Tim awoke a little time after the swine had been carried away, and, being quite drowsy, clean forgot what he had done with her.

“Wife! wife!” cried he, jogging his bed-fellow on the side with his elbow, “where did we hide the swine?”

“How long is it,” said she, “since you asked me that? Did I not tell you that she lies on the petsch in the night-gown?”

“When did you tell me that?” cried he.

“Not long ago,” said she; “but no doubt you were drowsy.”

“Now, farewell to our swine!” said Tim. “No doubt they have taken her away.” And springing from the bed he ran into the kitchen. But found no swine upon the petsch. Tim felt his knees quake under him. But the prospect of living with the thieves, as their slave, compelled him to cast aside all useless despondency, and to seek a remedy for the misfortune. Flinging himself upon his horse he galloped off in the hope of overtaking the travelling swine, in which he succeeded. He came up with the party just as they were entering the wood, and rode gently after them; the night, which was exceedingly dark, preventing the thieves from seeing him. By this time they were excessively weary, and wishing to take some rest, they flung the swine upon the ground in a rage, and one of them said:

“What a weight! It’s enough to kill one! Yet one must not mind toiling when two hundred roubles are at stake.”

Quoth the other: “I would almost give up the roubles for a horse or something to carry this load of carrion for us.”

Meanwhile, Tim, leading his horse some way aside, tied it to a tree, then drawing softly nigh he began to make a jingling with the bridle and stirrups which he had taken off the horse. One of the thieves hearing the jingling said:

“Listen, brother! some horse is going about entangled in its harness.”

As Tim still continued jingling, one of them fully persuaded that there was a horse close at hand set off to catch it, whilst the other rested himself sitting close by the swine. Tim moved on before the thief, who followed, expecting every moment to lay his hand upon the strayed horse. Imperceptibly he led him to a great distance, and then leaving him hurried back to the other. When he was not more than twenty yards from him he stopped and cried:

“Pray, brother, come and help me to untie this accursed brute.”

The fellow, imagining that it was his brother, got up to help him, saying:

“A pretty baby you, who cannot untie a horse.”

Tim, however, pretending that he could not hold the horse, moved away, and led him very far from the road. Then leaving him to seek his brother who was in vain pursuit of the horse, he ran to where the swine lay, and, seizing hold of of her, placed her upon his horse and carried her off. As soon as he got home he tied her by the leg to the hand-mill which stood in the middle of the kitchen, round which he strewed a quantity of rye. Forthwith the swine fell to eating the rye, and, by moving round, set the mill a grinding. Tim then flung himself upon his bed, and without any care resigned himself to sleep.

In the meanwhile the thieves met each other.

One said, “Where’s the horse?”

The other answered, that he had never caught a glimpse of it.
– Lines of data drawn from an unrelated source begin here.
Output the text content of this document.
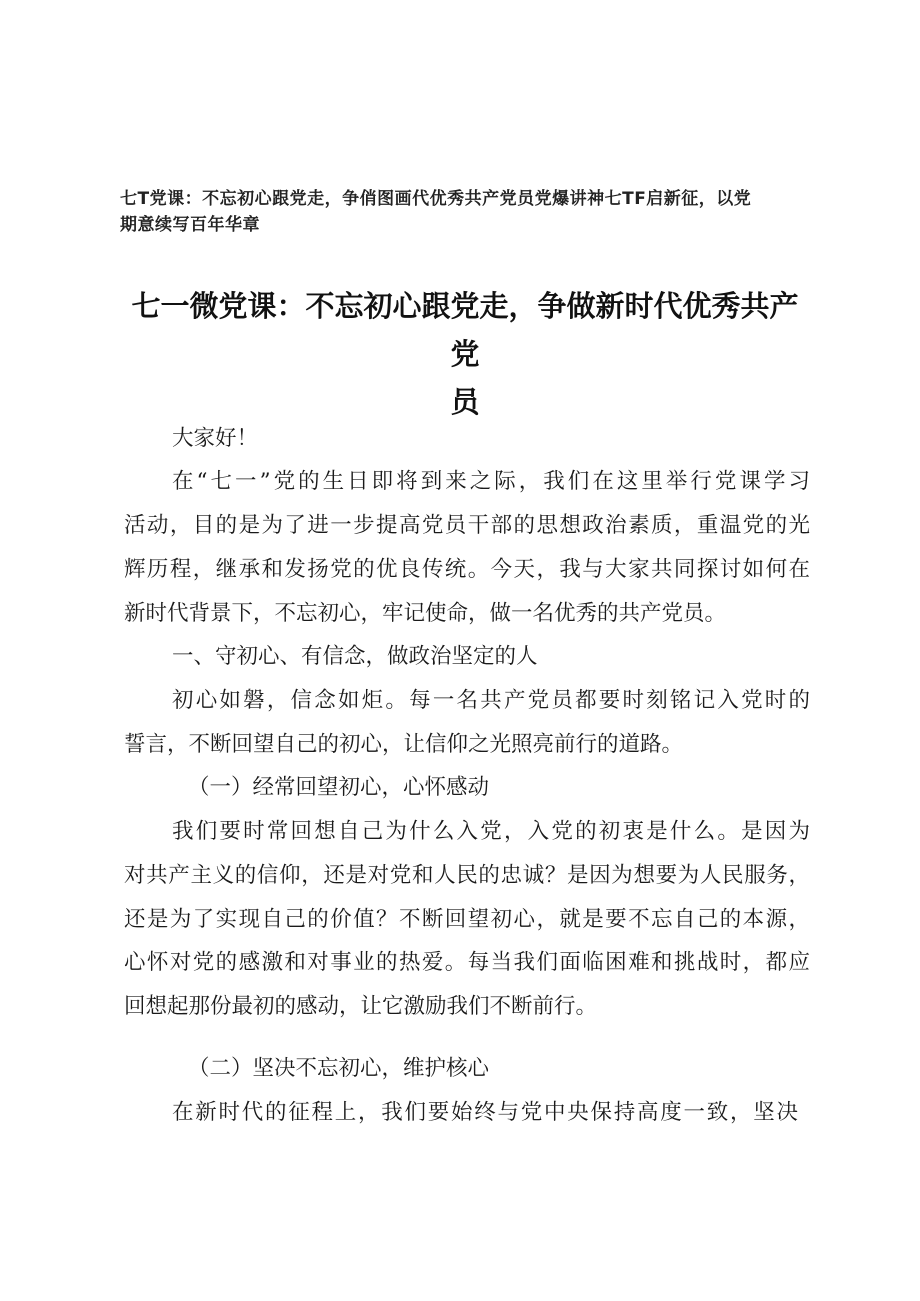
七T党课：不忘初心跟党走，争俏图画代优秀共产党员党爆讲神七TF启新征，以党
期意续写百年华章
七一微党课：不忘初心跟党走，争做新时代优秀共产党
员
大家好！
在“七一”党的生日即将到来之际，我们在这里举行党课学习
活动，目的是为了进一步提高党员干部的思想政治素质，重温党的光
辉历程，继承和发扬党的优良传统。今天，我与大家共同探讨如何在
新时代背景下，不忘初心，牢记使命，做一名优秀的共产党员。
一、守初心、有信念，做政治坚定的人
初心如磐，信念如炬。每一名共产党员都要时刻铭记入党时的
誓言，不断回望自己的初心，让信仰之光照亮前行的道路。
（一）经常回望初心，心怀感动
我们要时常回想自己为什么入党，入党的初衷是什么。是因为
对共产主义的信仰，还是对党和人民的忠诚？是因为想要为人民服务，
还是为了实现自己的价值？不断回望初心，就是要不忘自己的本源，
心怀对党的感激和对事业的热爱。每当我们面临困难和挑战时，都应
回想起那份最初的感动，让它激励我们不断前行。
（二）坚决不忘初心，维护核心
在新时代的征程上，我们要始终与党中央保持高度一致，坚决
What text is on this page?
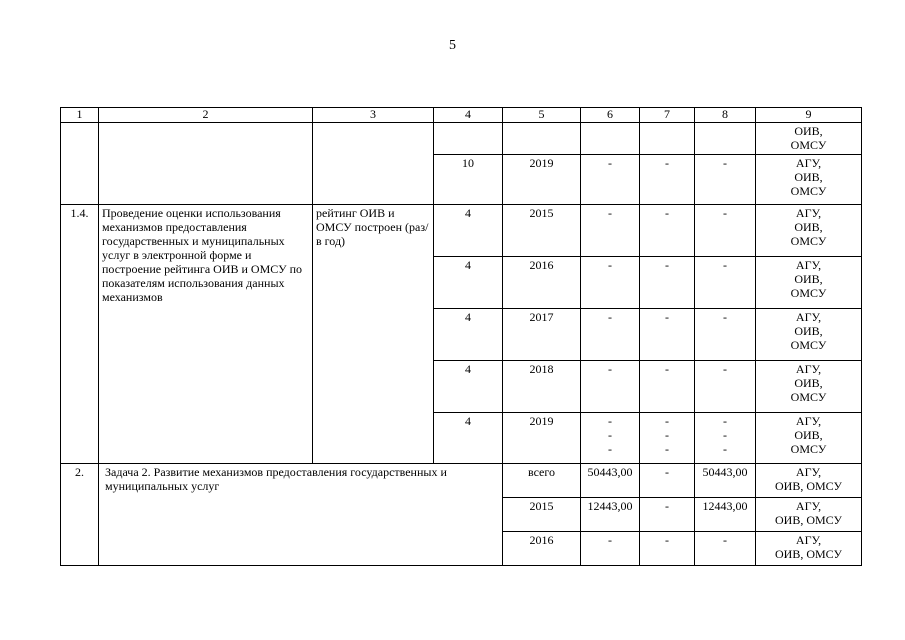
5
1	2	3	4	5	6	7	8	9

								ОИВ,
ОМСУ

			10	2019	-	-	-	АГУ,
ОИВ,
ОМСУ

1.4.	Проведение оценки использования механизмов предоставления государственных и муниципальных услуг в электронной форме и построение рейтинга ОИВ и ОМСУ по показателям использования данных механизмов	рейтинг ОИВ и ОМСУ построен (раз/в год)	4	2015	-	-	-	АГУ,
ОИВ,
ОМСУ

			4	2016	-	-	-	АГУ,
ОИВ,
ОМСУ

			4	2017	-	-	-	АГУ,
ОИВ,
ОМСУ

			4	2018	-	-	-	АГУ,
ОИВ,
ОМСУ

			4	2019	-
-
-	-
-
-	-
-
-	АГУ,
ОИВ,
ОМСУ

2.	Задача 2. Развитие механизмов предоставления государственных и муниципальных услуг			всего	50443,00	-	50443,00	АГУ,
ОИВ, ОМСУ

				2015	12443,00	-	12443,00	АГУ,
ОИВ, ОМСУ

				2016	-	-	-	АГУ,
ОИВ, ОМСУ
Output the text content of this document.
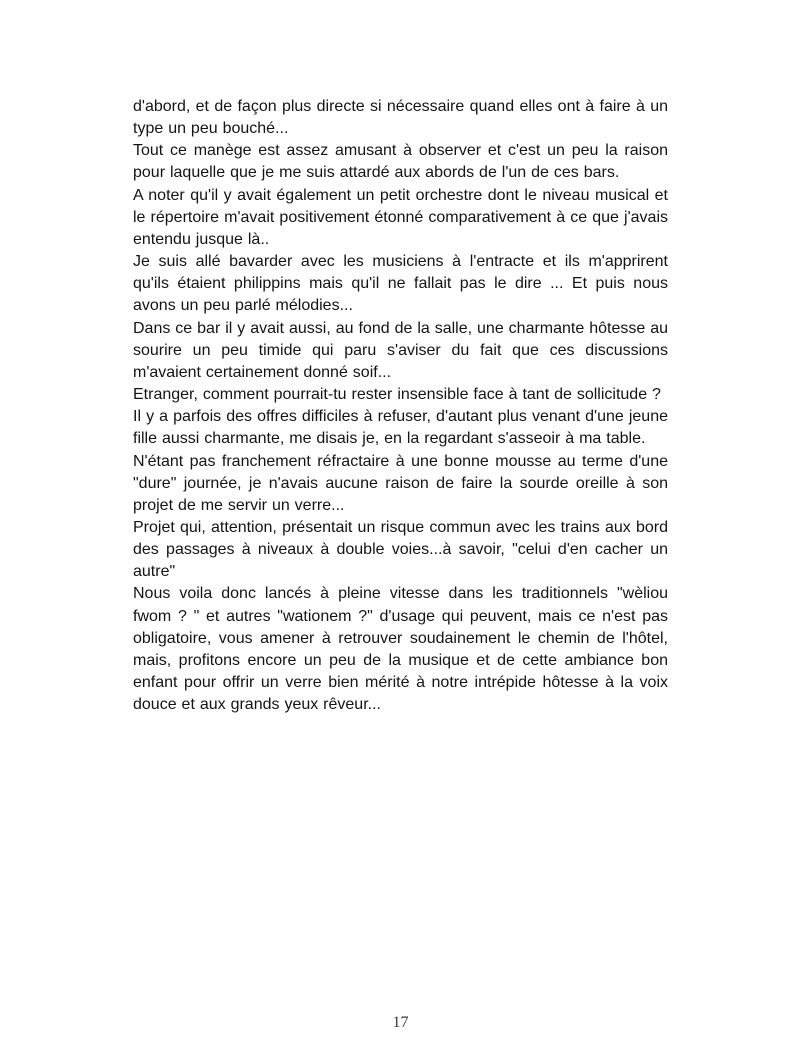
d'abord, et de façon plus directe si nécessaire quand elles ont à faire à un type un peu bouché...

Tout ce manège est assez amusant à observer et c'est un peu la raison pour laquelle que je me suis attardé aux abords de l'un de ces bars.

A noter qu'il y avait également un petit orchestre dont le niveau musical et le répertoire m'avait positivement étonné comparativement à ce que j'avais entendu jusque là..

Je suis allé bavarder avec les musiciens à l'entracte et ils m'apprirent qu'ils étaient philippins mais qu'il ne fallait pas le dire ... Et puis nous avons un peu parlé mélodies...

Dans ce bar il y avait aussi, au fond de la salle, une charmante hôtesse au sourire un peu timide qui paru s'aviser du fait que ces discussions m'avaient certainement donné soif...

Etranger, comment pourrait-tu rester insensible face à tant de sollicitude ?

Il y a parfois des offres difficiles à refuser, d'autant plus venant d'une jeune fille aussi charmante, me disais je, en la regardant s'asseoir à ma table.

N'étant pas franchement réfractaire à une bonne mousse au terme d'une "dure" journée, je n'avais aucune raison de faire la sourde oreille à son projet de me servir un verre...

Projet qui, attention, présentait un risque commun avec les trains aux bord des passages à niveaux à double voies...à savoir, "celui d'en cacher un autre"

Nous voila donc lancés à pleine vitesse dans les traditionnels "wèliou fwom ? " et autres "wationem ?" d'usage qui peuvent, mais ce n'est pas obligatoire, vous amener à retrouver soudainement le chemin de l'hôtel, mais, profitons encore un peu de la musique et de cette ambiance bon enfant pour offrir un verre bien mérité à notre intrépide hôtesse à la voix douce et aux grands yeux rêveur...

17
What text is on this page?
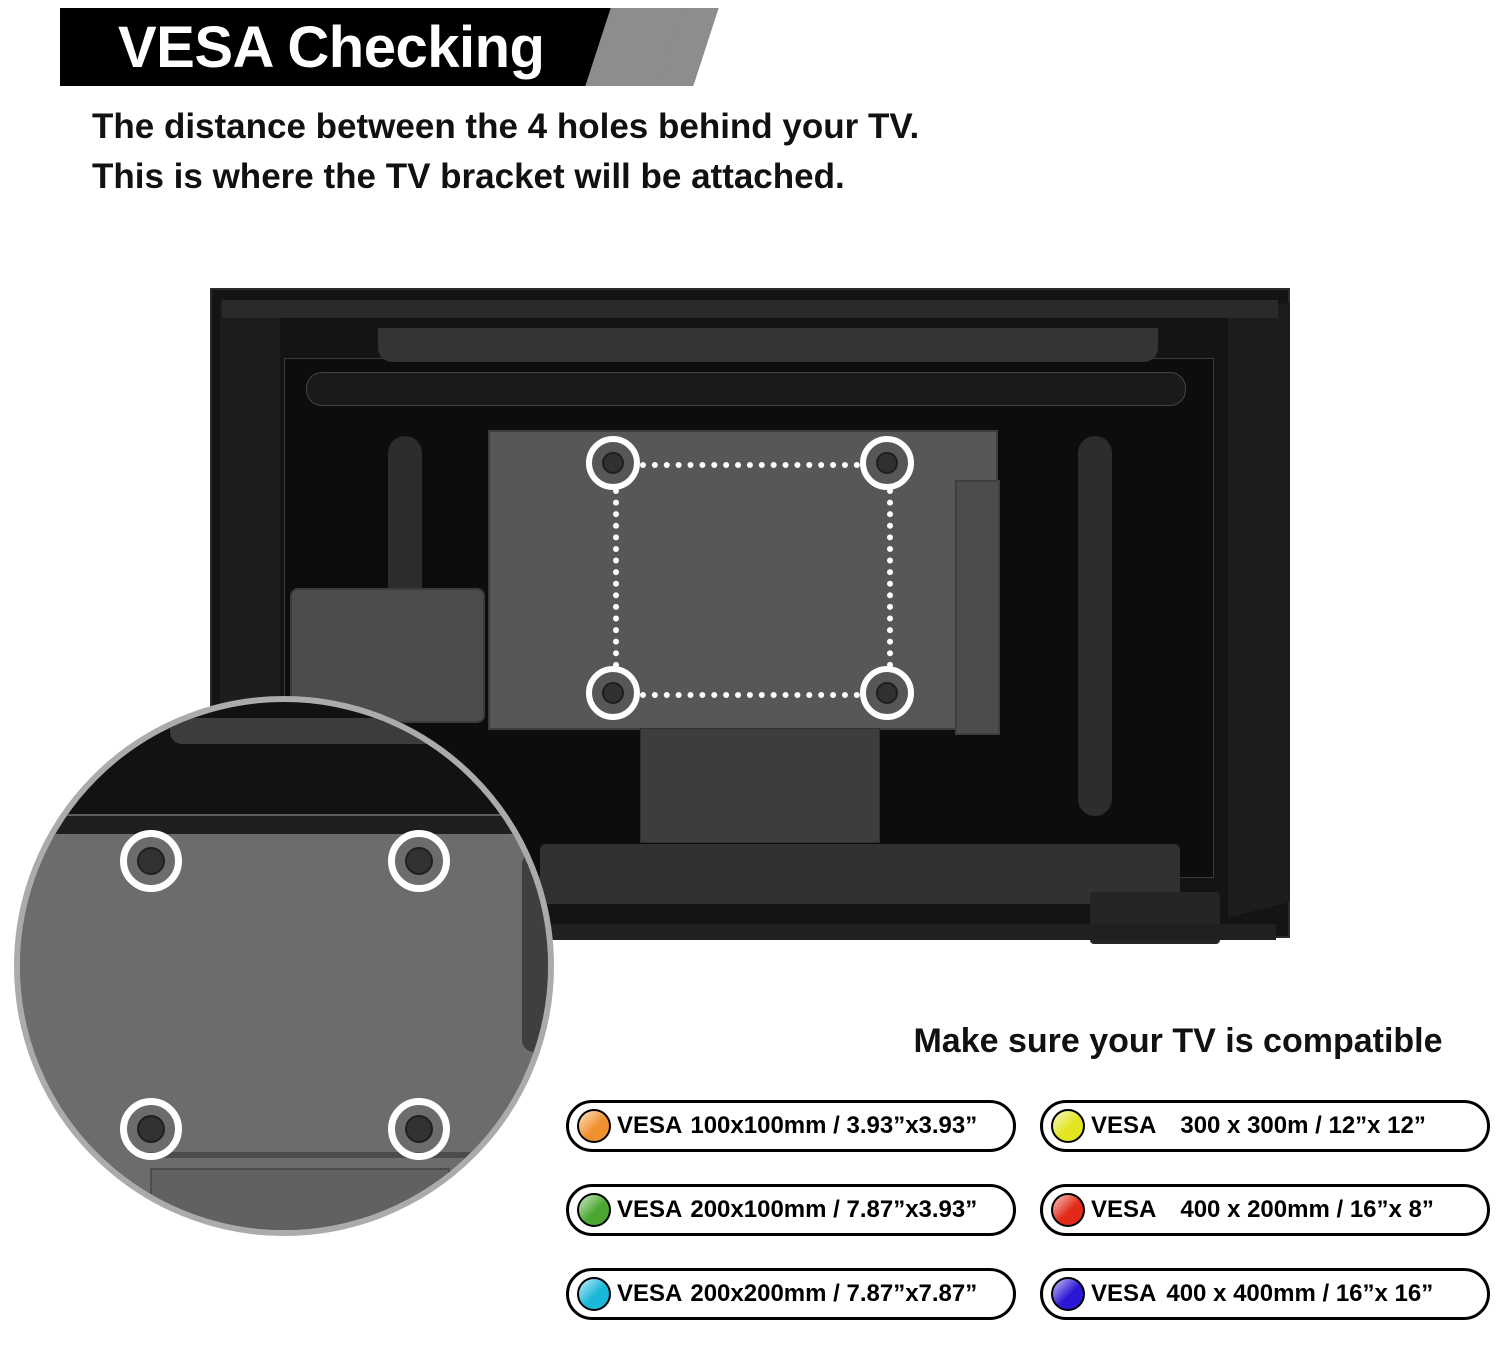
VESA Checking
The distance between the 4 holes behind your TV.
This is where the TV bracket will be attached.
Make sure your TV is compatible
VESA 100x100mm / 3.93”x3.93”
VESA 200x100mm / 7.87”x3.93”
VESA 200x200mm / 7.87”x7.87”
VESA 300 x 300m / 12”x 12”
VESA 400 x 200mm / 16”x 8”
VESA 400 x 400mm / 16”x 16”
“Then why did you call me to help you to untie it?” said the first.

“You are mad!” replied the other; “I never spoke a word.”

“Well, then,” said his comrade, “it is plain that fellow Tim has played us a trick. Let us go and see whether the swine is where we left her.”

But, after seeking her for a long time in vain, they concluded that their brother-in-law had carried her back with him home, whereupon they set off for Tim’s house with all speed.

On arriving at the court-yard, they went to the kitchen, and one of them said:

“Brother, I am afraid we have lost our two hundred roubles. The old beldame, Tim’s mother, is awake and up. Don’t you hear her getting the mill in order? She is going to grind. However, I will go to my sister, and ask her, as I did before, where the swine is hid; perhaps it is not in the kitchen.”

So he climbed up upon the roof as he had done before, and waking his sister said:

“Wife, where is the swine?”

“You must be asleep,” she replied; “have you forgotten that she is tied to the hand-mill in the kitchen?”

The thief, having learnt where the swine was, ran to the kitchen, and seizing his booty, hastened away with his brother, saying:

“Master Tim has taught us a lesson; he will not deceive us again.”

Shortly after this Tim awoke, and jumping up, ran to look after the swine. But on entering the kitchen, he perceived that she had been stolen a second time. Nothing now remained for him to do but to run and overtake the thieves, and discover some means of deceiving them again. He ran without any burden on his back, and besides, was all the fresher for having rested, consequently he had no difficulty in overtaking the tired thieves, who were carrying the swine between them. He went softly behind them till they came to the wood.

As soon as they had entered it one of the thieves said to his comrade:

“Let us rest awhile here.”

But the other replied:

“No, brother; if Tim overtakes us here, he will trick us again by some means or other. But some way farther on you remember there is an empty cottage, near the road, there we can rest without danger.”

“Very good,” said his comrade, “we will stop there.”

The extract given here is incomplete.